Évidemment, la marche d'Alexandre à travers ces pays, avec une grande armée, tend à prouver que l'Asie n'était pas, à cette époque, aussi aride qu'aujourd'hui. J'ai vu dans le Seistan des nalas desséchées, dont les bords s'élèvent à plus de 60 mètres.
M. de Khamkoff a été particulièrement frappé du fait que la rivière de Birjand, ou plutôt son lit desséché, est tracée en travers du Lout, ce qui prouve que la chute des pluies était alors beaucoup plus considérable. Actuellement, il n'atteint même pas le désert en temps de crue.
Le Seistan d'aujourd'hui a de l'eau de trois côtés: le Helmand forme sa frontière orientale, tandis qu'au nord et à l'ouest s'étend le hamoun, la lagune dont je parlerai tout à l'heure. Au sud-est du Seistan habité, se trouve le Gand-i-Zirra ou «Trou de Zirra», dans lequel les eaux de la lagune sont portées par le Chelag, un cours d'eau de 350 mètres de largeur, avec des rives hautes de 15 mètres, là où je le traversai. Le grand bassin lui-même a au moins 160 kilomètres de longueur et 50 de largeur; il devait recevoir toute l'eau qu'on trouve actuellement dans le lac, ou du moins tout l'excédent de ses anciennes crues; sans cela, il serait impossible d'expliquer sa vaste étendue. Quand le lac a beaucoup d'eau, le Chelag forme un fleuve salé, qui coule parallèlement au Helmand, dont le séparent des dunes de sable, mais dans une direction opposée. En général, il n'y a guère plus qu'un marais dans la dépression la plus basse et même, au printemps, les eaux ne couvrent pas le dixième de sa superficie. D'après Istakhri, le Helmand ou Hilmend s'écoulait dans le lac Zirra.
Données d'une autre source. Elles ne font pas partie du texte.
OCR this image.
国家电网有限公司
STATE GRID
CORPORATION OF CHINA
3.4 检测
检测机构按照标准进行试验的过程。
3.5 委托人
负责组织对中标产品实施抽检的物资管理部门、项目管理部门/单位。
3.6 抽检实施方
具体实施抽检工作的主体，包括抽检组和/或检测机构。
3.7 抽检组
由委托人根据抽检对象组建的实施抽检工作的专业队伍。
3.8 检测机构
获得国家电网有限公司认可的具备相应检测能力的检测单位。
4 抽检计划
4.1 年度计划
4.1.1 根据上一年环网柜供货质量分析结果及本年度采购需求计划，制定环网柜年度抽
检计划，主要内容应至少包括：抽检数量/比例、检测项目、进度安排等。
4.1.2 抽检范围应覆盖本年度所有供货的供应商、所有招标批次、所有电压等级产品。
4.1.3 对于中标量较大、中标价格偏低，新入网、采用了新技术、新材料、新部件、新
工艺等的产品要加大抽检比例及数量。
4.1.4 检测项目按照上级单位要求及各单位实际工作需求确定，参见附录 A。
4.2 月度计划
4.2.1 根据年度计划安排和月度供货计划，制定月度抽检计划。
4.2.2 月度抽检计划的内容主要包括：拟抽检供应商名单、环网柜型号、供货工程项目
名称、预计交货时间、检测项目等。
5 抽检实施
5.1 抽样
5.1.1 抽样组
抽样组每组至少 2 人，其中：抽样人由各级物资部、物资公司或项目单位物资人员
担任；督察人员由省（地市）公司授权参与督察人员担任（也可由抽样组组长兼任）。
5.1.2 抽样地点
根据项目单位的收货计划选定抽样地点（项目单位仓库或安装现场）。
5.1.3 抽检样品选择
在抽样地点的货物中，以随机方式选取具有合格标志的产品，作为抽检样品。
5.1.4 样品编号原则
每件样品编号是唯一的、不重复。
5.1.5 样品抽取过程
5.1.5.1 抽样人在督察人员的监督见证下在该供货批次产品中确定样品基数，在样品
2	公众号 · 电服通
Avant l'arrivée de Tamerlan, le Helmand était barré par le Band-i-Aok ou Akoa. De ce barrage, partait le Roud-Hauzdar, un canal large et profond, destiné à irriguer le district au sud du Seistan encore habité aujourd'hui, et où l'on ne trouve plus que les débris de grandes villes. La plus importante était Hauzdar, l'endroit où, d'après la légende, le fils de Rustem, Faramurz, fut empalé par Bahram.
LES COMMISSAIRES PERSANS DE LA DÉLIMITATION DES FRONTIÈRES PERSO-BALOUTCHES.—D'APRÈS UNE PHOTOGRAPHIE.